Are you attracted to start-up culture?

Yes, I’m attracted to start-up culture, but really more than anything, I’m attracted to creating something and putting it out into the world to persist and thrive. So the pursuit to create things and put it out to the world is what I’m most attracted to. The gems along the way are the lessons you gain about yourself, the new perspective you gain on the world and the relationships you forge with people you can call team and sometimes can call family. 

During the initial stages of creating this business, was there anything you would’ve done differently?

Yes. A lot. However, the biggest thing I would say I would have held more honest, hard, frustrating conversations about what we wanted this business become. 

How do you feel Alley will evolve?

It’s hard to say what the future will bring, but organizations like Alley will consistently have a presence in this movement to reprogram real estate because the need for venture creation and people starting organizations continues to grow. What that “reprogramming” will look like will constantly shift, especially given that we're a space about our members and community above all else. There's no question that you’re going to see all different kinds of spaces pop up as the ecosystem continues to mature and evolve. In New York there are quite a few spaces already. However, the key to our evolution, after running a good honest business, will be our ability to continue to tell stories with our space, members and communities. 

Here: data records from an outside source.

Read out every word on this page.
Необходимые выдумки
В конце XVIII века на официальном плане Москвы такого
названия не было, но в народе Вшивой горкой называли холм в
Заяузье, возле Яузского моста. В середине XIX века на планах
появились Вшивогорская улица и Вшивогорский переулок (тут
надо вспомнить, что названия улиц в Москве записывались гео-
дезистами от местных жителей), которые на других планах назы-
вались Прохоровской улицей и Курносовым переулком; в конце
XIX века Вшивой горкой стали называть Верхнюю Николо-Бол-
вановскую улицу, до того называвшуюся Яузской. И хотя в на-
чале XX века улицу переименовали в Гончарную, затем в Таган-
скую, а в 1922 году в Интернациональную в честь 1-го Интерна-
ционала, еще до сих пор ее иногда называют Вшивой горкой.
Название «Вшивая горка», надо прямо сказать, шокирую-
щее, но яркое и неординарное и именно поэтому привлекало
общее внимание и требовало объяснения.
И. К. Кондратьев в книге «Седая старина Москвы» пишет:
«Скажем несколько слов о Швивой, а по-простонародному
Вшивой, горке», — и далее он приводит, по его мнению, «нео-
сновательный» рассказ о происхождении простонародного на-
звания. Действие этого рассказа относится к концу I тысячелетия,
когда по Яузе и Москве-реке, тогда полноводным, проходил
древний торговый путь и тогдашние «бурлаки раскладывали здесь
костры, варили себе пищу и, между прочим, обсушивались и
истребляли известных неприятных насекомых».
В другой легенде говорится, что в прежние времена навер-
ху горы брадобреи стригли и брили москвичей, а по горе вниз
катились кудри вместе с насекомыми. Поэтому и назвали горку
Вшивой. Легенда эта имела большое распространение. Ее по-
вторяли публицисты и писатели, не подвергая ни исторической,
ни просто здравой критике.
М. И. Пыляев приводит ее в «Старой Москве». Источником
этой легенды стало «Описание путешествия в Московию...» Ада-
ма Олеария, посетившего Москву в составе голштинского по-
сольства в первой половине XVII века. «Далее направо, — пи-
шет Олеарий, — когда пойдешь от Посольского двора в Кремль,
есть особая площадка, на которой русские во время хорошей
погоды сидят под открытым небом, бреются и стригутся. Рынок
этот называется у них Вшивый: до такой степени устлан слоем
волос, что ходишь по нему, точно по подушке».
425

Which do you value more, education or experience?

Experience — but I believe there’s a there’s a third, and that’s tenacity or character. A lot of the times when I’m working with people, I’m looking for them to ride as long as I’m going to ride. I’m looking for them to bust through walls the way that I’m going to bust through walls. I’m looking for people who are going to commit themselves to an endeavor the way that I’m going to commit myself. It’s less about your educational background, and even in some cases less about your experience. If you have the right attitude, you/we are going to figure it out. I didn’t know anything about office spaces before I started working in the industry. Now we’re one of the leading coworking spaces in the city. So that’s what’s most important to me. Character. Less about education or experience, it’s much more about character.

Do you believe in a plan B?

No, not really. I believe in being as prepared as possible for things to go wrong. I guess it depends on what we’re talking about. If we’re talking about being the best I possibly can be in life, there is no plan B for that.

What’s the characteristic you value most in other people?

Honesty and integrity, hard work. If you can find people to do business with where you’re able to be honest, open and vulnerable, I believe a lot of really good work can be done.

What’s the characteristic you value most in yourself?

I would probably say my tenacity. You’re not going to out work me. Try. Because of that, I think almost anything is possible. It’s just a matter of finding the right person, telling the right story, knocking on the right door and shaking the right hand, pivoting, reframing, until the solution presents itself.

What apps do you use most often?

Mixmax. Apple Music. Soundcloud.

What's next for you?

I'm very excited. The Alley team will continue to grow what we’ve built over the years, while I focus on the next big adventure. I'll be working to develop more opportunities in emerging communities. It’s exciting, but challenging stuff. In parallel to that, I’m actively in talks with fellow founders and operators. So to anyone reading, reach out, I’m here to help. You win, I win. Let’s be great. 

As an entrepreneur, what advice do you have for black millennials?

Break rules, use everything you possibly can, push to be great and you're nothing without a team. No one does this alone.